BUILDING SUPPLY CHAIN EXCELLENCE: INDIA & BEYOND
Managing Inventory in a market - driven world
It is an often held misconception that being customer-centric is doing exactly what the customer demands. The customer may not know what he exactly wants or may not have discovered the depth/breadth of his needs. Businesses that strive to go beyond what the customer desires , perceive customers’ needs in their entirety and provide customer delight are usually the ones that are most successful in the current landscape of cut-throat global competition.
In a market-driven environment, companies are forced to grapple with disparities between forecasted demands, customer orders and actual demand. Customer orders are not representative of actual demand since sales conversion depends on many factors like reliability of leads, effectiveness of sales teams, etc. which means that the entire market potential has not been tapped.
Inventory Management does not merely mean replenishment but strategic optimization of inventory levels based on historical data, projected demands and manufacturing capacity. Sub-optimal inventory management could result in excess inventory pile-up at the warehouse or a scenario where the customer order cannot be met completely. Managing inventory is very much akin to walking a tight-rope – slip this way or that, the outcome is undesirable.

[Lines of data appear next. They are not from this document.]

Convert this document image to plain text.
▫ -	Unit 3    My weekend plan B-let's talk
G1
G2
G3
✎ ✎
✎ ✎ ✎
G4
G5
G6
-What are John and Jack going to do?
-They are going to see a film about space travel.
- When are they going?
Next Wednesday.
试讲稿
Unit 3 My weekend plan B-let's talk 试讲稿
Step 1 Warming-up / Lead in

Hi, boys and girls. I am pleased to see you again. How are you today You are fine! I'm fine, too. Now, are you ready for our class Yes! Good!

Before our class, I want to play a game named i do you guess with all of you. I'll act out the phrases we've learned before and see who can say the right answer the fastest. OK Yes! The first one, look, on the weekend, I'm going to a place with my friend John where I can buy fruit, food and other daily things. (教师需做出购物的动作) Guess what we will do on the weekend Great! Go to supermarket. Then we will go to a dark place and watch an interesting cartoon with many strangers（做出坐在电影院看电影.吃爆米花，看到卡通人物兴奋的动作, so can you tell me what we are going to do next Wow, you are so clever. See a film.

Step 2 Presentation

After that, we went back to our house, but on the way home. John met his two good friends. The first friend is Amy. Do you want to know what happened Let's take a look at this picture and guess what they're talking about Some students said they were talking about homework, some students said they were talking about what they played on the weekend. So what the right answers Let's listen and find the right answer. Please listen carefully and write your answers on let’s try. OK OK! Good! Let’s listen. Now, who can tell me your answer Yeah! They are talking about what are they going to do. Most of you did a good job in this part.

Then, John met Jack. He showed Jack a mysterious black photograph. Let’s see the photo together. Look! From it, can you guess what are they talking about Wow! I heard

Finance teams usually view inventory as a cost to be managed and tend to apply blanket inventory-reduction targets across the board. This is not operationally sound since sudden spikes in demand always loom large and so inventory planning must account for such unpredictable uncertainties.

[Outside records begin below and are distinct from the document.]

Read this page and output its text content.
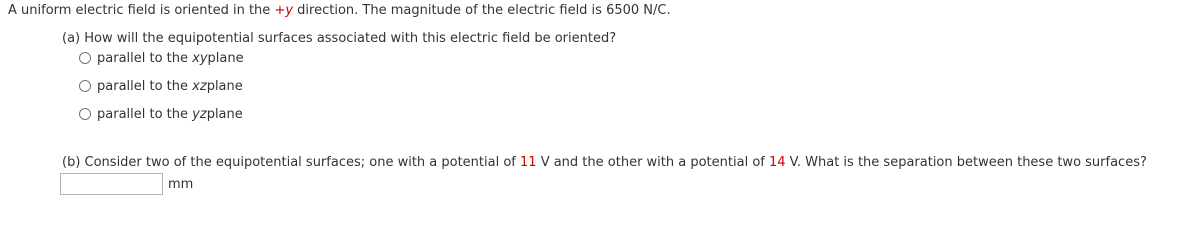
A uniform electric field is oriented in the +y direction. The magnitude of the electric field is 6500 N/C.
(a) How will the equipotential surfaces associated with this electric field be oriented?
parallel to the
xy plane
parallel to the
xz plane
parallel to the
yz plane
(b) Consider two of the equipotential surfaces; one with a potential of 11 V and the other with a potential of 14 V. What is the separation between these two surfaces?
mm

Supply Chain Design Factors
It is also important to understand the relationship between supply chain design factors and inventory pile-up.
Demand shaping involves strategies like attractive pricing, cost reduction and new product introduction to ensure price competitiveness in the market. Usually, these programs are undertaken to match
demand to planned supply and used to address bad forecasting. This strategy runs counter to market-pull and could yield inventory build-up. Activities like item master additions and trade route lengthening result in accrual of unnecessary inventory.

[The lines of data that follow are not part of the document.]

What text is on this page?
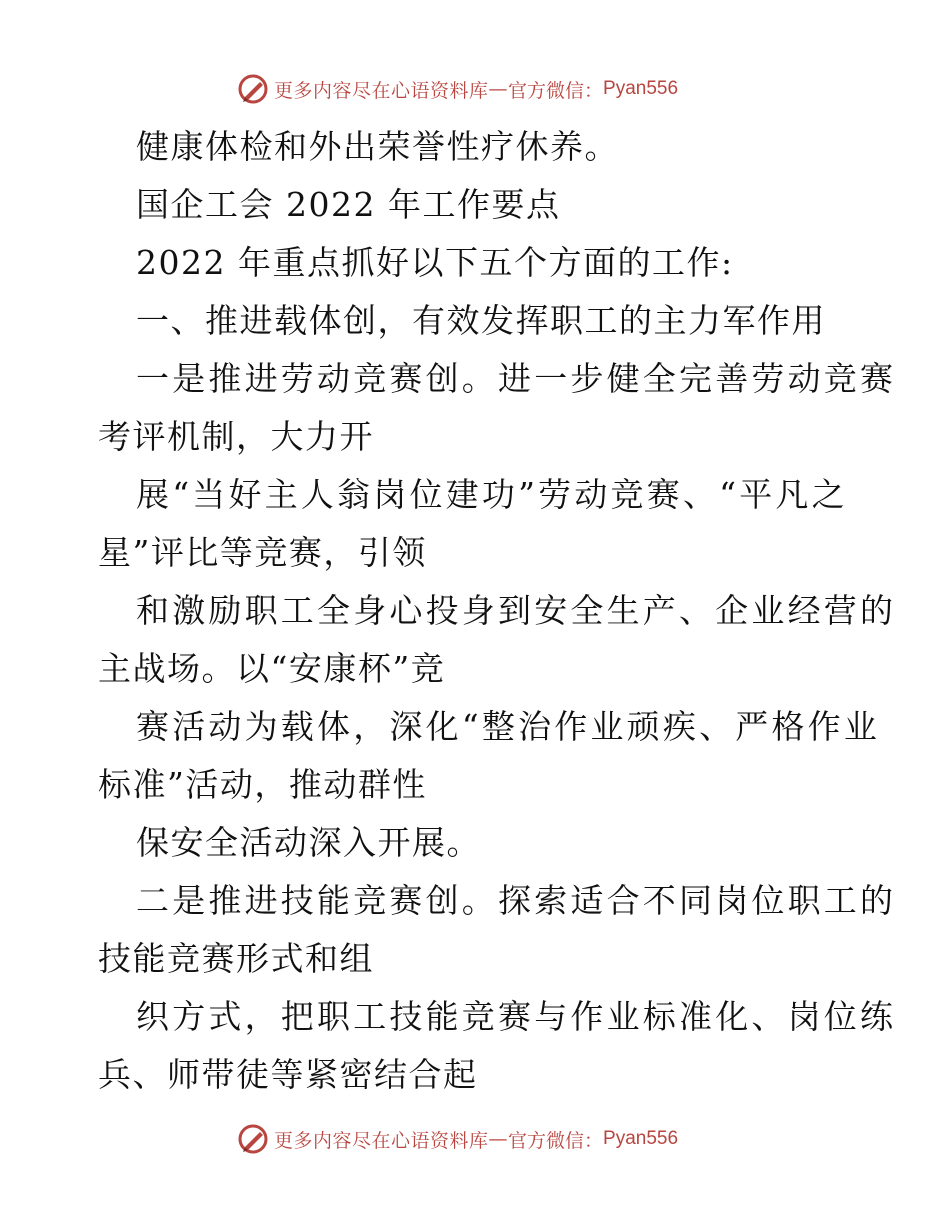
更多内容尽在心语资料库 — 官方微信： Pyan556
健康体检和外出荣誉性疗休养。
国企工会 2022 年工作要点
2022 年重点抓好以下五个方面的工作:
一、推进载体创，有效发挥职工的主力军作用
一是推进劳动竞赛创。进一步健全完善劳动竞赛
考评机制，大力开
展“当好主人翁岗位建功”劳动竞赛、“平凡之
星”评比等竞赛，引领
和激励职工全身心投身到安全生产、企业经营的
主战场。以“安康杯”竞
赛活动为载体，深化“整治作业顽疾、严格作业
标准”活动，推动群性
保安全活动深入开展。
二是推进技能竞赛创。探索适合不同岗位职工的
技能竞赛形式和组
织方式，把职工技能竞赛与作业标准化、岗位练
兵、师带徒等紧密结合起
更多内容尽在心语资料库 — 官方微信： Pyan556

Vendor-managed inventory policy changes, increasing the number of supply chain nodes and outsourcing of critical activities are often looked at as means to improve effciency across the supply chain. These actions could lead to increased inventory levels if they are not monitored and controlled.
Risk management is a crucial part of inventory optimization. Manufacturing processes are not always a 100% reliable and could operate at varying velocities. Sudden plunges in demand can result in huge stockpiles of Finished goods remaining unsold. These risks need to be accounted for while designing inventory optimization models.
In conclusion, inventory management becomes a crucial driver of supply chain efficiency. Businesses that leverage technology and planning organization in tandem achieve operational effectiveness and are well-poised when it comes to understanding customer demand, maintaining required service levels and remaining profitable overall. A confluence of customer-focus, technology and lean operations is a sure-shot recipe for global competitiveness and sustained success!